Liverpool Sound and Vision Rating 8.5/10
Time was a lost weekend was one filled with unaccountable angst, a shame dictated by a society used to frowning at anything that suggested a raucous behaviour that ended up in temporary amnesia of the events that might be considered anti-social, objectionable, rebelliously lawless; now time is such that the lost weekend is to be lauded, for exactly the same reasons, for the further we are treated so abominably, by the constant pressure to be treated worse than the underclass of Victorian society, the more we which to rebel and have One Hell Of A Time whilst we still can.

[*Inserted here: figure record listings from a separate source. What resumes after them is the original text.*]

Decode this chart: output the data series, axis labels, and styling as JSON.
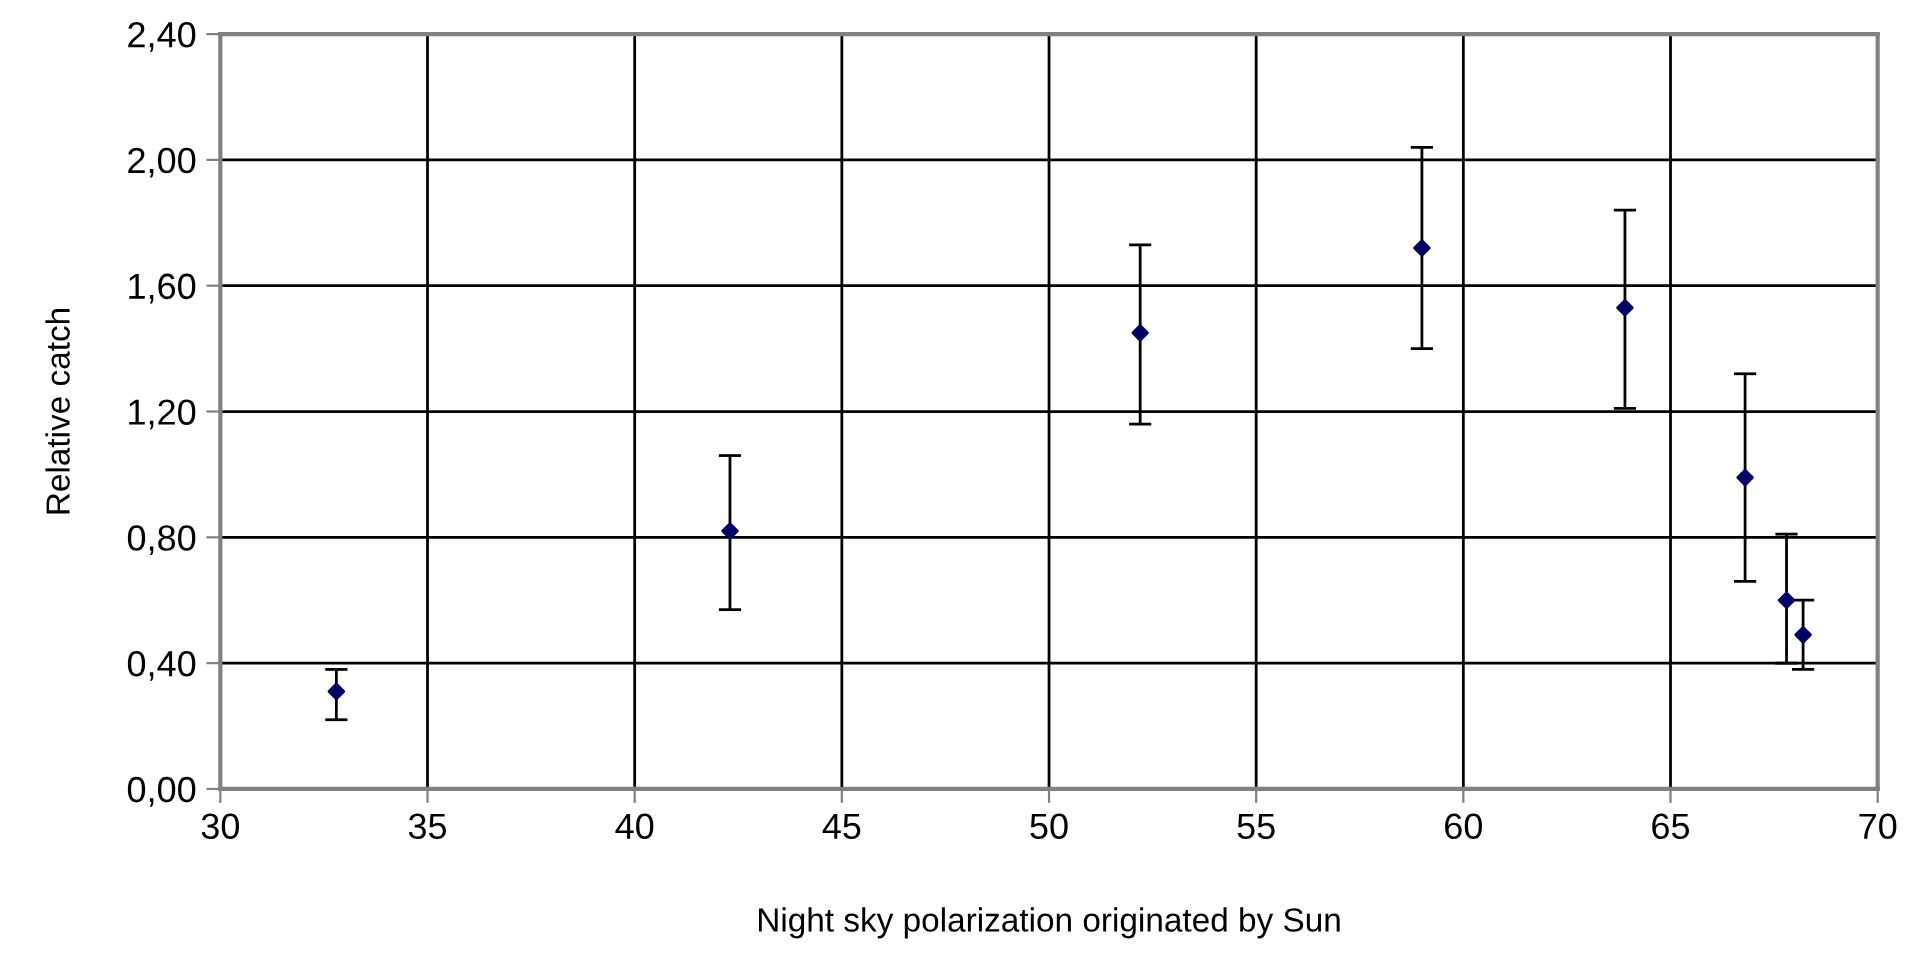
{
  "chart_data": {
    "type": "scatter",
    "xlabel": "Night sky polarization originated by Sun",
    "ylabel": "Relative catch",
    "x": [
      32.8,
      42.3,
      52.2,
      59.0,
      63.9,
      66.8,
      67.8,
      68.2
    ],
    "series": [
      {
        "color": "#000066",
        "values": [
          0.31,
          0.82,
          1.45,
          1.72,
          1.53,
          0.99,
          0.6,
          0.49
        ],
        "errors": [
          [
            0.22,
            0.38
          ],
          [
            0.57,
            1.06
          ],
          [
            1.16,
            1.73
          ],
          [
            1.4,
            2.04
          ],
          [
            1.21,
            1.84
          ],
          [
            0.66,
            1.32
          ],
          [
            0.4,
            0.81
          ],
          [
            0.38,
            0.6
          ]
        ]
      }
    ],
    "xlim": [
      30,
      70
    ],
    "xticks": [
      30,
      35,
      40,
      45,
      50,
      55,
      60,
      65,
      70
    ],
    "ylim": [
      0,
      2.4
    ],
    "yticks": [
      {
        "value": 0,
        "label": "0,00"
      },
      {
        "value": 0.4,
        "label": "0,40"
      },
      {
        "value": 0.8,
        "label": "0,80"
      },
      {
        "value": 1.2,
        "label": "1,20"
      },
      {
        "value": 1.6,
        "label": "1,60"
      },
      {
        "value": 2.0,
        "label": "2,00"
      },
      {
        "value": 2.4,
        "label": "2,40"
      }
    ],
    "grid": true,
    "marker": "diamond",
    "legend": false
  }
}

The thing with Hell is we need a great soundtrack in which to appreciate its charms, to party with the best we have to groove to the finest, and in The Lost Weekend Band that dialogue of sound effect and answering in the affirmative is endorsed with a sense of pride and utter cool.
As Hardcore Dave, Parker Richey, Eliot Lorango, Joey Ponchetti, and Carl Byron come to Hell’s number one stage they give a performance that showcases the great and the good of the genre in such a way that the Devil himself can be found tapping his hoof and cheering from the main bar at the sound of Country Rock mixes the crowd into a frenzy and the vision of angels and broken hearted cherubs inspires the soundtrack onwards.
The five strong song E.P. sees Pay The Rent, Sunlight, Sing With Me, Madison County, and In The Morning all touch upon the modern sense of malaise bite with the twist of the heavy wild roughness that the devil and the details can agree on as they turn up the heart and edge the cool with equal precision.
To play fast and loose is to embrace the epic, Hell after all does not play the insipid or the low-cut cost drama to which true mastery avoids, instead the Hell of time promised is delivered with intensity, a range of the holy poignant and the notes of the imbibed with fury; each member pounding as though the imps of Hell hold no fear.
A tremendously delicious E.P., The Lost Weekend Band play eight days a week and for all time with passion and glory in their stride.
The Lost Weekend Band release One Hell Of A Time on June 14th.